Instructions for Authors

Instructions

The Global Justice & Human Rights Journal Review (GJHR Journal Review) publishes commentaries — short, 1000- to 2000-word essays addressing some aspect of a recently-published scholarly article or book in the fields of global justice and global human rights. GJHR Journal Review does not publish essays that are not commentaries on other, specific, works. Works commented upon should normally have been published within the last 3 years. Commented-upon articles may be theoretical, conceptual, or empirical in nature: there are no restrictions in that regard.

If you are in doubt, please feel free to contact the editors to discuss the suitability of your proposed commentary prior to writing it. We’d love to hear your ideas. You can email the editors at: editors@gjhr.org

Please note: In keeping with our ambition to provide timely commentary, GJHR Journal Review is committed to a fast review process. Among other things, this means that the Editors do not issue “Revise and Resubmit” decisions, which tend to result in long, drawn out publication processes. We will either accept your commentary more or less as-is, or reject it, and this generally happens all within a 45 day period.

A helpful tip: When writing a commentary on a published work, it is important that you explain the view you’re critiquing before critiquing it. Generally, you don’t want readers to feel like they need to go back and read (or re-read) the target article before reading your commentary. We think it is best if even readers new to the topic can read your commentary and learn from it enough about the target article to understand your subsequent criticisms. Please keep this in mind when preparing a commentary for submission to GJHR Journal Review.
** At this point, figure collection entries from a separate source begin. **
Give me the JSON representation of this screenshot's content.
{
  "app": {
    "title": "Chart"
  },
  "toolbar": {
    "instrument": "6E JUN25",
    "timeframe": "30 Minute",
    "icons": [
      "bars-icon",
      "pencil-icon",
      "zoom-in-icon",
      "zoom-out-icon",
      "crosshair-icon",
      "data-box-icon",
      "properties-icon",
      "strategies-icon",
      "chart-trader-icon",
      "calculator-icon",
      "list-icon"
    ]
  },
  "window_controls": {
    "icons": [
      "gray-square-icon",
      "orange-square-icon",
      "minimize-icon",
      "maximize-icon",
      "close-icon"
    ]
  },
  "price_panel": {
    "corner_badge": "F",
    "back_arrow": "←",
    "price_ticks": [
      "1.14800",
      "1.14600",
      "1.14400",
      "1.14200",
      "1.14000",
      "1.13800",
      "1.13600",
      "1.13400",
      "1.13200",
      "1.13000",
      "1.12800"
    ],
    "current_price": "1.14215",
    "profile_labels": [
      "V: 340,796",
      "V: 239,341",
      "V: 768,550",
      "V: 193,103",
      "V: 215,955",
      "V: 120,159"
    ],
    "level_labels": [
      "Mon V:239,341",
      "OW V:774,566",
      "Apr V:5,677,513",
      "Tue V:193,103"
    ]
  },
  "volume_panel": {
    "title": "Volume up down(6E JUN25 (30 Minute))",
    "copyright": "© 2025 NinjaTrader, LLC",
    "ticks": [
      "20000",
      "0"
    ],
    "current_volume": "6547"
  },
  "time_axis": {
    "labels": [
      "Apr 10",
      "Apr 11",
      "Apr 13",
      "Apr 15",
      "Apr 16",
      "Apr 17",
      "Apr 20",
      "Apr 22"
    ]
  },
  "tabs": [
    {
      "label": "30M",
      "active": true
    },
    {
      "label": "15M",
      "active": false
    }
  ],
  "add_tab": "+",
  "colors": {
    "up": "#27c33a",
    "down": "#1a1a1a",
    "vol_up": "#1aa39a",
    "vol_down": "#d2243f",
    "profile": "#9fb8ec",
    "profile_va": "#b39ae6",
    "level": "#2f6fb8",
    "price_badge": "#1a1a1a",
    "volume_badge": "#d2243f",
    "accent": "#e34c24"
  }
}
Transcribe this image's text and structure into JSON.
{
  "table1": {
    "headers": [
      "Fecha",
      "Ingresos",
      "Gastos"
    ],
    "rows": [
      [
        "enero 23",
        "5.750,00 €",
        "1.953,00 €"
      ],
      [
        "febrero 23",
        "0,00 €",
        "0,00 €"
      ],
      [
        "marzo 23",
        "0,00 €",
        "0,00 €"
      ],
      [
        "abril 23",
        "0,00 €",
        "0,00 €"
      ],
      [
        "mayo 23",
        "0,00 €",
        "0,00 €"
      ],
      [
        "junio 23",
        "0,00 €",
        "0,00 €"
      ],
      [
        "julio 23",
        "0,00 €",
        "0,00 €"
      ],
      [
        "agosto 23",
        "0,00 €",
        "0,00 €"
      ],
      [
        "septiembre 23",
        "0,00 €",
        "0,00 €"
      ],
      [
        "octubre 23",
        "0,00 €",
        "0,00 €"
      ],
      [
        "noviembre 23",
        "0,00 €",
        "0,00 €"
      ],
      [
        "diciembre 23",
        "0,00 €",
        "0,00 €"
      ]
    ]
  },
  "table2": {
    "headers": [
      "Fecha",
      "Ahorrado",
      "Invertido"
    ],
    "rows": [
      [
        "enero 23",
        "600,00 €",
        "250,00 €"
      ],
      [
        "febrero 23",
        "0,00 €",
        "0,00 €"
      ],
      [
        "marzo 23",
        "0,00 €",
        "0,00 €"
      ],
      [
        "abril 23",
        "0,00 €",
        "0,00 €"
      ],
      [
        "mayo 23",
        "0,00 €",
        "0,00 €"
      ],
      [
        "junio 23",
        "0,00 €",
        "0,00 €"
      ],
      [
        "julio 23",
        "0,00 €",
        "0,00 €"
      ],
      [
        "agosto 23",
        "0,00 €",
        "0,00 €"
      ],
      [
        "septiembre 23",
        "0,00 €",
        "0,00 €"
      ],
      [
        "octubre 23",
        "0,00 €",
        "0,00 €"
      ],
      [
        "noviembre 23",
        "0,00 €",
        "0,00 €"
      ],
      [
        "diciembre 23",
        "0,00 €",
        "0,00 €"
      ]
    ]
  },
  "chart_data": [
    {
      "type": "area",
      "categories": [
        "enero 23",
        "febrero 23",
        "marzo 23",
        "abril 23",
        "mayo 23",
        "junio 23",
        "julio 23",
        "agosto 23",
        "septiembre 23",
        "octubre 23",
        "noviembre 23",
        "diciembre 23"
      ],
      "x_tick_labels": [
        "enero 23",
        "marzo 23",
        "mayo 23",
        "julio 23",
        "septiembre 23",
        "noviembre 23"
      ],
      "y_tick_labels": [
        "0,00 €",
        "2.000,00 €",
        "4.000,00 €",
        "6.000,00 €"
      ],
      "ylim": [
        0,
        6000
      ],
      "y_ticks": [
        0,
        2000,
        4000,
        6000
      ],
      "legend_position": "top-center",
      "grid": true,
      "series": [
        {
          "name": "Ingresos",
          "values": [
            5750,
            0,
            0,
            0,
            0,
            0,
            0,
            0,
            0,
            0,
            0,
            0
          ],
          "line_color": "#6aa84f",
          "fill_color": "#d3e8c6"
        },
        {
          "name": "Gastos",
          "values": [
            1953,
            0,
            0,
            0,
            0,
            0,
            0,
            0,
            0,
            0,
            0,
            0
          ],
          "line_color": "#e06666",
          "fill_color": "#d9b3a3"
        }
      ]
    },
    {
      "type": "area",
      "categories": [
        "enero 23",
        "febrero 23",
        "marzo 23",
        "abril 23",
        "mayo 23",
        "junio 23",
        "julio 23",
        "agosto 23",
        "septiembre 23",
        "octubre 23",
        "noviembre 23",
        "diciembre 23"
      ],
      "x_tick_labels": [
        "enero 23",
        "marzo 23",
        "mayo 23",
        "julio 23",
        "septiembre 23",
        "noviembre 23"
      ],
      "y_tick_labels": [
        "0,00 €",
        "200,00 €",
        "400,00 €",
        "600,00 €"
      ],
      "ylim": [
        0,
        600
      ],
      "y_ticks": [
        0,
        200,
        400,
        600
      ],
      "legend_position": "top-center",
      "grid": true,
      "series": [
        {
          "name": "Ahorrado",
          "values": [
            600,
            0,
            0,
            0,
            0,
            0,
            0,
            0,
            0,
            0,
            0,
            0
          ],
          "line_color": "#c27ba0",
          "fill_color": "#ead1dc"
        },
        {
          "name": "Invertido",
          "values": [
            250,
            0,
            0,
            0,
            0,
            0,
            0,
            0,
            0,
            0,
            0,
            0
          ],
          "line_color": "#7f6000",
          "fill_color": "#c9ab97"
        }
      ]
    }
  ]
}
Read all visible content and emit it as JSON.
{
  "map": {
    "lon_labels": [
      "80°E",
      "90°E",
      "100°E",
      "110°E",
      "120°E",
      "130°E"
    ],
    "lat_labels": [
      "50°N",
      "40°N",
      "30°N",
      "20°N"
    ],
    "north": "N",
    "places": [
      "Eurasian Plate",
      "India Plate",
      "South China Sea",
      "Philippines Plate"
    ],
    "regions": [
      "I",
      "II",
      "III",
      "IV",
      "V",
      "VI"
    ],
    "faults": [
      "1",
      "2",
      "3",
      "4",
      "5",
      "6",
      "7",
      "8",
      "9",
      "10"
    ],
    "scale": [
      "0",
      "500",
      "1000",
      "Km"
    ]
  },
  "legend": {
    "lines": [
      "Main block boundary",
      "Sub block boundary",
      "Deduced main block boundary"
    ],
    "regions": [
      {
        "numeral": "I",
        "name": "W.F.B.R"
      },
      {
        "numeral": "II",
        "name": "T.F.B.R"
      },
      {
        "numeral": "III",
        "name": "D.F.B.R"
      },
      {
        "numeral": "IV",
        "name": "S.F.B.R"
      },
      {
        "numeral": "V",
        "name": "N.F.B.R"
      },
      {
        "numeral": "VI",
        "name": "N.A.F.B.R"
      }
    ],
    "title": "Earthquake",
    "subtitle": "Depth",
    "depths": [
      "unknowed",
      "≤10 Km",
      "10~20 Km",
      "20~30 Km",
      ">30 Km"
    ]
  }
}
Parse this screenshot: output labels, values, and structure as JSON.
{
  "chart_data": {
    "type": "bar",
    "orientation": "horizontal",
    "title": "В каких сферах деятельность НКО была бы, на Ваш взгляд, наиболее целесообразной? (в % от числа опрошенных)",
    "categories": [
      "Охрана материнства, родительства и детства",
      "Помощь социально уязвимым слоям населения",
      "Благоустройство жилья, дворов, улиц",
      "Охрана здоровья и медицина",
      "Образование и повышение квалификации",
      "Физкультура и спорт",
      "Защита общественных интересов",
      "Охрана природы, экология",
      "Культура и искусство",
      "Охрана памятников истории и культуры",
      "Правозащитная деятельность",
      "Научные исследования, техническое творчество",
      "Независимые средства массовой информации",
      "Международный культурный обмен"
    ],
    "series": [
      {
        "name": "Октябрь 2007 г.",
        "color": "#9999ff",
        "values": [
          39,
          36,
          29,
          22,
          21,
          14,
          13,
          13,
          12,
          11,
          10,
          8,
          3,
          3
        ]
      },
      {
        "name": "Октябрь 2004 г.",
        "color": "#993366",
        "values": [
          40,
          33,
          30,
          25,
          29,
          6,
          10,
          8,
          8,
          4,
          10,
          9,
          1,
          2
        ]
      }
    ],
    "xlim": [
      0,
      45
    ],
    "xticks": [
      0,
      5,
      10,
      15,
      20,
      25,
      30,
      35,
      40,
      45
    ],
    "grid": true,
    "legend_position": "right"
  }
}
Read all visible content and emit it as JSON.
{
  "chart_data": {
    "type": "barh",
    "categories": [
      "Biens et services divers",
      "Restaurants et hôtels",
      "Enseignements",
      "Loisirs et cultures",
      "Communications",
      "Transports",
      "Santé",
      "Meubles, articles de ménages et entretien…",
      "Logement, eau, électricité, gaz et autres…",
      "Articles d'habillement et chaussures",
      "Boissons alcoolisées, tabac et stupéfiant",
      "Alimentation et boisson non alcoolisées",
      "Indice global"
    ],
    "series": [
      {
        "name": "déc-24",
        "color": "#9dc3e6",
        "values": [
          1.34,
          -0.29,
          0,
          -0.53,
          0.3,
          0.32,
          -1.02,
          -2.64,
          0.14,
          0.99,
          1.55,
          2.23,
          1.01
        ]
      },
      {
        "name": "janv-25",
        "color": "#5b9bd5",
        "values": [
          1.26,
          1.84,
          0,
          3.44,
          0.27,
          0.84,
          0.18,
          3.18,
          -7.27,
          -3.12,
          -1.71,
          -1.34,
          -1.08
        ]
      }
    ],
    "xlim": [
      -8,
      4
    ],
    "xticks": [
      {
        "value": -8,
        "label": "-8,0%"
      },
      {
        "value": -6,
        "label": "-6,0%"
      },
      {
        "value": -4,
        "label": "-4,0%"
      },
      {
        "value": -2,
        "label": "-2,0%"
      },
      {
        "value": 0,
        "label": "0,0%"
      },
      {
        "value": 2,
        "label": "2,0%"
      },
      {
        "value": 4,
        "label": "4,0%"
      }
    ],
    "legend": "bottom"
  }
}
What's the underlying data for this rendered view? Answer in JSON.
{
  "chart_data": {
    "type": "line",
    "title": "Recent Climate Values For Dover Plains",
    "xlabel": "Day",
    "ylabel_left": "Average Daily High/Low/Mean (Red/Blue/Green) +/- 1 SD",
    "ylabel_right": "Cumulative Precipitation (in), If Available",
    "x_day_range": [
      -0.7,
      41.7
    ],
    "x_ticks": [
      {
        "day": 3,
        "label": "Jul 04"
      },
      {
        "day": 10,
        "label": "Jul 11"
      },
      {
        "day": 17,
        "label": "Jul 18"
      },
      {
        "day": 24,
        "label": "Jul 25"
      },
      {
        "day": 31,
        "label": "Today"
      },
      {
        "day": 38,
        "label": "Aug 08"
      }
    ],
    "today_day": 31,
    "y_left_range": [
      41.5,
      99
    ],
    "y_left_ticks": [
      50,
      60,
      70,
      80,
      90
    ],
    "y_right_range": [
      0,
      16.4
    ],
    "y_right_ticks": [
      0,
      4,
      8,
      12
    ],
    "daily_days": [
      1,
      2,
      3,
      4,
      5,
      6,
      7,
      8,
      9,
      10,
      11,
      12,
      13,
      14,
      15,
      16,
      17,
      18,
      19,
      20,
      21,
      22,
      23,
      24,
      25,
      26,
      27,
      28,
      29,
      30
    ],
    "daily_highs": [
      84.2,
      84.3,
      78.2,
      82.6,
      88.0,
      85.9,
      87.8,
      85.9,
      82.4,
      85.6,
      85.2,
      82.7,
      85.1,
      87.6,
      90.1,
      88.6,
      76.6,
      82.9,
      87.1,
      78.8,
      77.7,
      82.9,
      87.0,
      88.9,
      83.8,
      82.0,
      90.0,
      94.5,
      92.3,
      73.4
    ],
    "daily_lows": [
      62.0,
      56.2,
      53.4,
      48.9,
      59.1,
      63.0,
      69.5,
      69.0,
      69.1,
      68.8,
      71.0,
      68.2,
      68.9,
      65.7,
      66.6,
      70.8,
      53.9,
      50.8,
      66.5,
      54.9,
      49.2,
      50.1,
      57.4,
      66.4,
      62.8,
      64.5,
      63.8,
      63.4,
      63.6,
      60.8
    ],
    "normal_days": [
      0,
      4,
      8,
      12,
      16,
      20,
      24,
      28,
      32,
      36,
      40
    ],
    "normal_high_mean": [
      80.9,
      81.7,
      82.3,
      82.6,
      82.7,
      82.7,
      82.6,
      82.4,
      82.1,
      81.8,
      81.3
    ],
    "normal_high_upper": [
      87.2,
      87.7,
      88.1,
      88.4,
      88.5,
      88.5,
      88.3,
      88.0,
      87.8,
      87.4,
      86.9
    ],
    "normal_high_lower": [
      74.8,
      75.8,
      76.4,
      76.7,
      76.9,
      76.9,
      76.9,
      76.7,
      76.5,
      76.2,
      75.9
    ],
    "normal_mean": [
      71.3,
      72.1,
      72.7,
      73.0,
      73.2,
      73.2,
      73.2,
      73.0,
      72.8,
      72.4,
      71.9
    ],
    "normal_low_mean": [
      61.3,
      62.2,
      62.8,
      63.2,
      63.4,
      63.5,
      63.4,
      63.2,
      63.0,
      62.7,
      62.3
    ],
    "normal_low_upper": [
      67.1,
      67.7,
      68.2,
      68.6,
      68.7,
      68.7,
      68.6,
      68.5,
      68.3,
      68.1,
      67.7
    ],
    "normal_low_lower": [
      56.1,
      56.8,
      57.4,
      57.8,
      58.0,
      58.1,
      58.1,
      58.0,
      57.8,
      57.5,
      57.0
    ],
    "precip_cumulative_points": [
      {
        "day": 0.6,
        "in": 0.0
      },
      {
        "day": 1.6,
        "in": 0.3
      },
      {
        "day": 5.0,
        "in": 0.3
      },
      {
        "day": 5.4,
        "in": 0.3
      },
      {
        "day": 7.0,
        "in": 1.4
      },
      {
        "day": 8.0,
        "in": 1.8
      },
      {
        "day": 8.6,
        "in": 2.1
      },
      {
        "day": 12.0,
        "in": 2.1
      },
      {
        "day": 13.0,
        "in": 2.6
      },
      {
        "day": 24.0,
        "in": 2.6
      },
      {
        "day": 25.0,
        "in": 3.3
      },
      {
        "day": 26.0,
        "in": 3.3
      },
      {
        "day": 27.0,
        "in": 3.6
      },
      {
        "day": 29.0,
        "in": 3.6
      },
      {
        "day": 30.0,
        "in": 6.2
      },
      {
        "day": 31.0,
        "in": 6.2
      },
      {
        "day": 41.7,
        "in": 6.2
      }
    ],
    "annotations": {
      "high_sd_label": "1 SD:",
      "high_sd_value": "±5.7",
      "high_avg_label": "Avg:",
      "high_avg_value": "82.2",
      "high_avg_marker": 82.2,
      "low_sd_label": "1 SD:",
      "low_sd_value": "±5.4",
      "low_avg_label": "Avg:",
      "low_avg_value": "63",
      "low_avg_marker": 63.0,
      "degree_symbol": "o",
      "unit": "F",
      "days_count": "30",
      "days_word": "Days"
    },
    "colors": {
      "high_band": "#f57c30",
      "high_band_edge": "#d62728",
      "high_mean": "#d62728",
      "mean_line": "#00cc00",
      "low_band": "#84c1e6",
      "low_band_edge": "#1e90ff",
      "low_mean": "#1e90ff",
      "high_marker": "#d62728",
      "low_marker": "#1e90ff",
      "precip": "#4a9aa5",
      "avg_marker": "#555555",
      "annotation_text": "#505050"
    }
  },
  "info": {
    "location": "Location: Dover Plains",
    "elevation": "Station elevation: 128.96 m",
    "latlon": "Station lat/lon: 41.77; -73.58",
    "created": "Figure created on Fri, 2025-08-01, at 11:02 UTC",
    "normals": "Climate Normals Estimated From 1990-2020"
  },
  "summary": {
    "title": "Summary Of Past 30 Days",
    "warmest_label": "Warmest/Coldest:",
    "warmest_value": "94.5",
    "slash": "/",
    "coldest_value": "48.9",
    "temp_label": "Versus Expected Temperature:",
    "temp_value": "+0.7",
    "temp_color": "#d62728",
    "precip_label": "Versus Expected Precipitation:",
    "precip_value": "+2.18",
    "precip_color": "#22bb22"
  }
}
Authors wishing to submit a commentary to be considered for publication in BEJR should construct theirs in accordance with these guidelines:

FILE FORMAT

Manuscripts for GJHR Journal Review should be submitted in Microsoft Word (.docx or .doc) format.

LANGUAGE AND STYLE

BEJR is an English language publication. Authors may employ American, Canadian, or British English as they prefer, but should be consistent in spelling and grammar.

Articles must conform to GJHR Journal Review style, which is based loosely on the style employed by the Journal of Private Enterprise (see reference examples, below). Articles do not have to be in that style when submitted, but after an article is accepted, the author is expected to make the appropriate changes.

Authors are encouraged to use a down-to-earth style, emphasizing saying something rather than citing something.

GENERAL ORGANIZATION

A commentary submitted to GJHR Journal Review should be no more than 2000 words (less is preferred), inclusive of title, citation, abstract, main text, references, and footnotes.

The submission should include:

TITLE

Shorter is better.

CITATION

To the article commented upon.

ABSTRACT

No more than 100 words.

MAIN TEXT

Divided into paragraphs and employing no more than one level of heading.

REFERENCE LIST

No more than ten items long—inclusive of the work that is the target of the submission. Gratuitous citations should be avoided. The editors will police submissions vigorously—especially for gratuitous self-citations.

Specific examples of the GJHR Journal Review reference style:

Books

Sikkink, K. 2017. Evidence for Hope: Making Human Rights Work in the 21st Century. Princeton: Princeton University Press.

Publication date should appear, without parentheses, following the author. Book titles should be bolded and italicized.

Journal Articles

Georgi, F. R. 2019. “In-between Translation, Transformation and Contestation: Studying Human Rights Activism as Politics-as-Ruptures in Violent Social Conflicts.” Millennium 48(1): 3–24.

48 is the volume and (1) is the Number. Complete page numbers for the article should follow the colon without “pp”. Journal names should be bolded and italicized

Book Chapters

Langman, L., Benski T. 2019, “Global Justice Movements: Past, Present, and Future. In The Palgrave Handbook of Social Movements, Revolution, and Social Transformation, ed.  B. Berberoglu. Cham, Switzerland, Palgrave Macmillan.

If you’re citing something not in one of the forms referenced here, ask the editors how to cite it.

A commentary submitted to GJHR Journal Review should employ:

INLINE CITATIONS

Parenthetical documentation should be used for citations. Citations should be (author year) when referring to a complete work, e.g. (Freeman 1984), (Child and Marcoux 1999), or (author year: page number) when referring to a specific point, e.g. (Hayek 1945: 521), (Norman and MacDonald 2004: 245-246). Complete page numbers for book chapters and academic articles should be included in the reference list. Works with three or more authors should be cited as (first author, et al year) or (first author, et al year: page number(s)), as appropriate.

FOOTNOTES

These should be substantive, not used for citations, kept to a bare minimum, and included at the bottom of the page denoted by Arabic numbers.

INDENTED TEXT BLOCKS

For quotations of more than three lines of text, indented text blocks should be used. Shorter quotations may be used in main text, surrounded by double quotation marks.

Frequency of submission:

Please note that, in order to promote diversity of view, GJHR will not publish 2 items by a single author consecutively, and will not publish more than 2 items by a single author within a given Volume (year).